Mutual Savings Bank

Oct 21, 2023 By Triston Martin

The mutual savings institution is a kind of thrift institution managed but not owned by the individuals who utilize its services. MSBs provide many similar products that you'd get from banks, such as savings accounts, checking accounts, mortgages for homes, CDs, and a credit card. Like credit unions, they're community-based organizations that focus on providing regular banking services to residents in their local area. While MSBs belong to the same people who deposit their money there, they are neither shareholders nor members. They have no input into how the bank runs its operations or uses its funds. They only receive the interest they earn on their accounts through dividends.


How a Mutual Savings Bank Works


Nowadays, mutual savings banks function as full-service institutions that provide the same kinds of services as a typical financial institution or credit union. Consider Liberty Bank, for example. It's the biggest institution of mutual savings in Connecticut that has local branches in 62 with more than $7 billion of assets under supervision. It provides almost every kind of bank product, such as business and personal accounts, as well as mortgages, digital banking, loans, insurance, and investment-related services. However, MSBs did not always look like this.


Advantages


Financial Stability


In general mutual savings, banks tend to be well-capitalized and run more prudently than the average public institution. In reality, Mutual savings institutions were among the very few banks that made it through the Great Depression because of their unwillingness to take on excessive risk.


Customer Service


As a depositor signifies that you're an owner, it's normal for mutual savings institutions to take an "eager to please" approach regarding customer service. There's no doubt about it that the success of the institution is contingent on the satisfaction of its clients and the success of its customers.


Security of Depositors


These banks, also known as mutual savings institutions, are usually chartered by federal or state institutions. In the case of mutual savings, for instance, these banks are covered through the Federal Deposit Insurance Corporation (FDIC). As mentioned previously, mutual savings banks tend to be more cautious about their investments to safeguard the interest of depositors. This is why mutual savings banks can endure financial turmoil much more successfully than traditional banks.


Cons


Not Supervised By Members


Being an "owner" of an MSB is great; however, you do not have any influence over how the MSB is run or the way it uses its assets.


No Large, National Presence


A smaller, local presence can mean that it's difficult to access your funds when traveling abroad or outside of the state. It is also possible that you will have fewer customer service options than you'd get from an institution nationwide that operates all hours of the day.



MSB vs. Credit Unions


Like cooperative savings institutions, credit unions are another type of financial institution that is not the traditional commercial bank. However, credit unions and mutual savings banks generally provide identical services (e.g., taking deposits, loaning money, and selling financial products, such as debit and credit cards, CDs, or certificates of deposit). However, there are significant distinctions in structure.
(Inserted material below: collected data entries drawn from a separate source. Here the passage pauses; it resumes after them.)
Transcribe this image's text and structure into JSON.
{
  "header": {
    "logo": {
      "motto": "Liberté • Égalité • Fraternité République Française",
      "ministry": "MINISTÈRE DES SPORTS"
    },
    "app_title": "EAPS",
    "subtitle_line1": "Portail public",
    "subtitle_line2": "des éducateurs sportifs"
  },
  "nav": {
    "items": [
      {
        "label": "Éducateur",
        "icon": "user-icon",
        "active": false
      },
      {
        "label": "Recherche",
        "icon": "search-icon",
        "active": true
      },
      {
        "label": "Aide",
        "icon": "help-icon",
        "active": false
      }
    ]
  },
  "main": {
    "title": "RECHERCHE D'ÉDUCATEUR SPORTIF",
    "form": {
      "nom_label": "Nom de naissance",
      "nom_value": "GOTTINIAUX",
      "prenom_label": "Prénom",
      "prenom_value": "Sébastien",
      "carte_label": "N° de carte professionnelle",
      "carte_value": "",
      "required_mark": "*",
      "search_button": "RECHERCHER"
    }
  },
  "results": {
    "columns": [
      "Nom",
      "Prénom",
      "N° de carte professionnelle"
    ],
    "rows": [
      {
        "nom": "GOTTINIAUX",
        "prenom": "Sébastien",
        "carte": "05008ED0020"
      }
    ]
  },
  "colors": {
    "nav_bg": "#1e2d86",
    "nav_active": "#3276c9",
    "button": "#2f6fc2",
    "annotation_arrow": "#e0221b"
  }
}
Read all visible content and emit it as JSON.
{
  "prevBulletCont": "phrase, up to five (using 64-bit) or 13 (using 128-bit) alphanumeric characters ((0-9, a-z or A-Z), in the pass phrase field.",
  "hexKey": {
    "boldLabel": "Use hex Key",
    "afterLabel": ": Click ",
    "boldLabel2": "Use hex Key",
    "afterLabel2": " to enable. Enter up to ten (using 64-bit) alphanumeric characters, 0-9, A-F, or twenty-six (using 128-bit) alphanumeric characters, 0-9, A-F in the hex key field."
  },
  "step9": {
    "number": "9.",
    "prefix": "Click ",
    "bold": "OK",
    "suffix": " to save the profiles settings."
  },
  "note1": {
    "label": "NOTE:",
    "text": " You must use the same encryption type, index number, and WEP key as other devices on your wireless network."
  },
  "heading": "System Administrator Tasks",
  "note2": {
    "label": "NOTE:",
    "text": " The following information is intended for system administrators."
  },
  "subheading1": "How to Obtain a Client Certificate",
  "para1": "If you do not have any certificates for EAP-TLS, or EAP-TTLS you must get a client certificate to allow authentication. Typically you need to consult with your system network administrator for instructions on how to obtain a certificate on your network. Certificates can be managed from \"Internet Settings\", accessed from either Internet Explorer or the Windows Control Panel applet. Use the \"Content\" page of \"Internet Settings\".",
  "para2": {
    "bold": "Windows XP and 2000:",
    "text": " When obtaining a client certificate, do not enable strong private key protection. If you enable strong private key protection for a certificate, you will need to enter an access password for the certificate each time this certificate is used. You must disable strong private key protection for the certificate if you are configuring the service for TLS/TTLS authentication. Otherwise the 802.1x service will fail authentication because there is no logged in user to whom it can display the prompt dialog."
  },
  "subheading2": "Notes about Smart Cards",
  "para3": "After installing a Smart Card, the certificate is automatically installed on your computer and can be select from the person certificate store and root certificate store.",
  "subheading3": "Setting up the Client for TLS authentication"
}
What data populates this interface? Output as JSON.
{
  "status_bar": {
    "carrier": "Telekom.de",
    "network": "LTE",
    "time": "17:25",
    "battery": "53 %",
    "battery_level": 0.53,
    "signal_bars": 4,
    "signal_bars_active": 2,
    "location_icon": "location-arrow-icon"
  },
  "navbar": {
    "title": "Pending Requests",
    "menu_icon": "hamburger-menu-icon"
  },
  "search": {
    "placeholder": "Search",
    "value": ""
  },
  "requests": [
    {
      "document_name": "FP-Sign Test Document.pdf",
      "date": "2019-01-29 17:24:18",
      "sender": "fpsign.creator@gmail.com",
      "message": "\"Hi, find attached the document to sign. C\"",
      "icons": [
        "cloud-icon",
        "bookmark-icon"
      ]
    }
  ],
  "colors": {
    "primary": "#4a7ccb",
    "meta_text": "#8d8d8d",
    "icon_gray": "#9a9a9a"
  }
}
These distinctions are primarily based on how these two institutions earn income. At the same time, mutual savings banks work to earn profits for shareholders of their members, while credit unions function as not-for-profit institutions created to serve their members, who are also de facto owners. Credit union members will pool their funds (i.e., purchase shares within the cooperative), enabling members to provide loans and demand deposit accounts and other financial products and services to one another.


The majority of credit unions are less sized than banks than retail. They typically serve an industry, region, or group. For instance, they serve the Navy Federal Credit Union (NFCU) with 300 branches mostly located near military bases and is the biggest credit union in terms of assets within the U.S. and is open to military personnel.



MSB vs. Commercial Bank


Commercial banks can provide small-scale businesses with loans to consumers, mortgages, consumer loans, credit cards, bank products, and checking accounts. They can also provide investments and insurance products like the mutual fund and IRAs through separate entities under the same holding company for banks under the same umbrella. Some banks also offer Trust services, estate planning, and asset management via their financial plan division. Commercial banks take the form of megabanks that have hundreds or even thousands of branches. They also include community banks focused on catering to the needs of the local community. Many banks are public-owned corporations.